Aber was sollte man denn mir einer URL anstellen? (Nochmals: java.io.File ist böse)
Wie gesagt, getResourceAsStream wäre imho "richtiger".


----------



## mvitz (2. Nov 2009)

Hast du schon recht, aber wenn er ja kontrollieren möchte, ob es ein Bild gibt, dass z.B. den Namen X hat, wäre das ja schon besser, als per getResourceAsStream() und dann eine Exception zu fangen, oder?


----------



## maki (2. Nov 2009)

mvitz hat gesagt.:


> Hast du schon recht, aber wenn er ja kontrollieren möchte, ob es ein Bild gibt, dass z.B. den Namen X hat, wäre das ja schon besser, als per getResourceAsStream() und dann eine Exception zu fangen, oder?


Eine Nullpointerexception sollte man eig. nicht fangen, ausser um sie weiterzuwerfen, denn diese deuten meist auf Programmierfehler hin.
Eine Java WebApp soll als War Archiv ausgeliefert werden.
Laut Spek. darf man keine Annahmen darüber machen, ob dieses Archiv entpackt wird (bei manchen JEE Servern ist das sogar der Fall).


----------



## mvitz (3. Nov 2009)

Ich denke, wenn er sein Problem nicht detaillierter beschreibt, kann man ihm auch sehr schlecht helfen.

Zu der Sache mit der NullPointerException und dem WAR bezüglich des entpackens:

Das ist mir bewusst und auch klar, ABER wenn er kontrollieren möchte ob es imageX.jpg in Verzeichnis CONTEXT/images/ gibt, dann hat er ja nur die Möglichkeit über:

context.getResource("images/imageX.jpg") oder context.getResourceAsStream("images/imageX.jpg") zu gehen.

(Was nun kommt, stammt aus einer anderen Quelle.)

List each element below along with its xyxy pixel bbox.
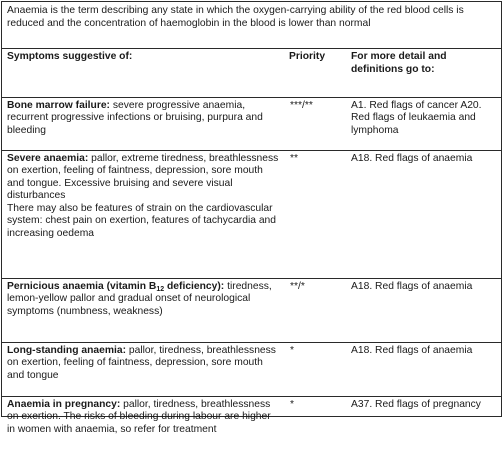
reference-cell: A1. Red flags of cancer A20. Red flags of leukaemia and lymphoma [346, 97, 501, 150]
table-row [2, 396, 501, 462]
table-row [2, 150, 501, 278]
priority-cell: ***/** [284, 97, 346, 150]
intro-text: Anaemia is the term describing any state in which the oxygen-carrying ability of the red blood cells is reduced and the concentration of haemoglobin in the blood is lower than normal [2, 2, 501, 49]
priority-cell: * [284, 342, 346, 396]
reference-cell: A37. Red flags of pregnancy [346, 396, 501, 462]
symptom-title: Pernicious anaemia (vitamin $B_{12}$ deficiency): [7, 280, 225, 293]
symptom-title: Long-standing anaemia: [7, 344, 126, 356]
symptom-text-extra: There may also be features of strain on the cardiovascular system: chest pain on exertion, features of tachycardia and increasing oedema [7, 202, 277, 240]
symptom-title: Bone marrow failure: [7, 99, 110, 111]
symptom-title: Severe anaemia: [7, 152, 89, 164]
table-row [2, 342, 501, 396]
symptom-text: tiredness, lemon-yellow pallor and gradual onset of neurological symptoms (numbness, weakness) [7, 280, 272, 317]
reference-cell: A18. Red flags of anaemia [346, 278, 501, 342]
symptom-cell [2, 150, 284, 278]
symptom-title: Anaemia in pregnancy: [7, 398, 121, 410]
header-symptoms: Symptoms suggestive of: [7, 51, 133, 62]
priority-cell: * [284, 396, 346, 462]
symptom-text: pallor, extreme tiredness, breathlessness on exertion, feeling of faintness, depression, sore mouth and tongue. Excessive bruising and severe visual disturbances [7, 152, 279, 202]
header-priority: Priority [289, 51, 326, 62]
priority-cell: **/* [284, 278, 346, 342]
red-flags-anaemia-table [1, 1, 502, 435]
table-row [2, 278, 501, 342]
header-more-detail: For more detail and definitions go to: [351, 51, 447, 75]
priority-cell: ** [284, 150, 346, 278]
symptom-text: pallor, tiredness, breathlessness on exertion, feeling of faintness, depression, sore mouth and tongue [7, 344, 276, 381]
symptom-cell [2, 342, 284, 396]
symptoms-table [2, 49, 501, 462]
symptom-cell [2, 278, 284, 342]
reference-cell: A18. Red flags of anaemia [346, 342, 501, 396]
reference-cell: A18. Red flags of anaemia [346, 150, 501, 278]
symptom-cell [2, 396, 284, 462]
table-row [2, 97, 501, 150]
symptom-text: pallor, tiredness, breathlessness on exertion. The risks of bleeding during labour are higher in women with anaemia, so refer for treatment [7, 398, 271, 435]
table-header-row [2, 49, 501, 97]
symptom-text: severe progressive anaemia, recurrent progressive infections or bruising, purpura and bleeding [7, 99, 263, 136]
symptom-cell [2, 97, 284, 150]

Bei Weg 1 könnte der dann halt per File die Methode exists() aufrufen, und bei Weg 2 nur auf Null prüfen (Weshalb ich sagte: "... wäre das ja schon besser, als per getResourceAsStream() und dann eine Exception zu fangen ...")

Oder stehe ich gerade wieder auf dem Schlauch.


----------



## maki (3. Nov 2009)

> Oder stehe ich gerade wieder auf dem Schlauch.


Nee, ich glaub wir haben nur aneinander vorbeigeredet


----------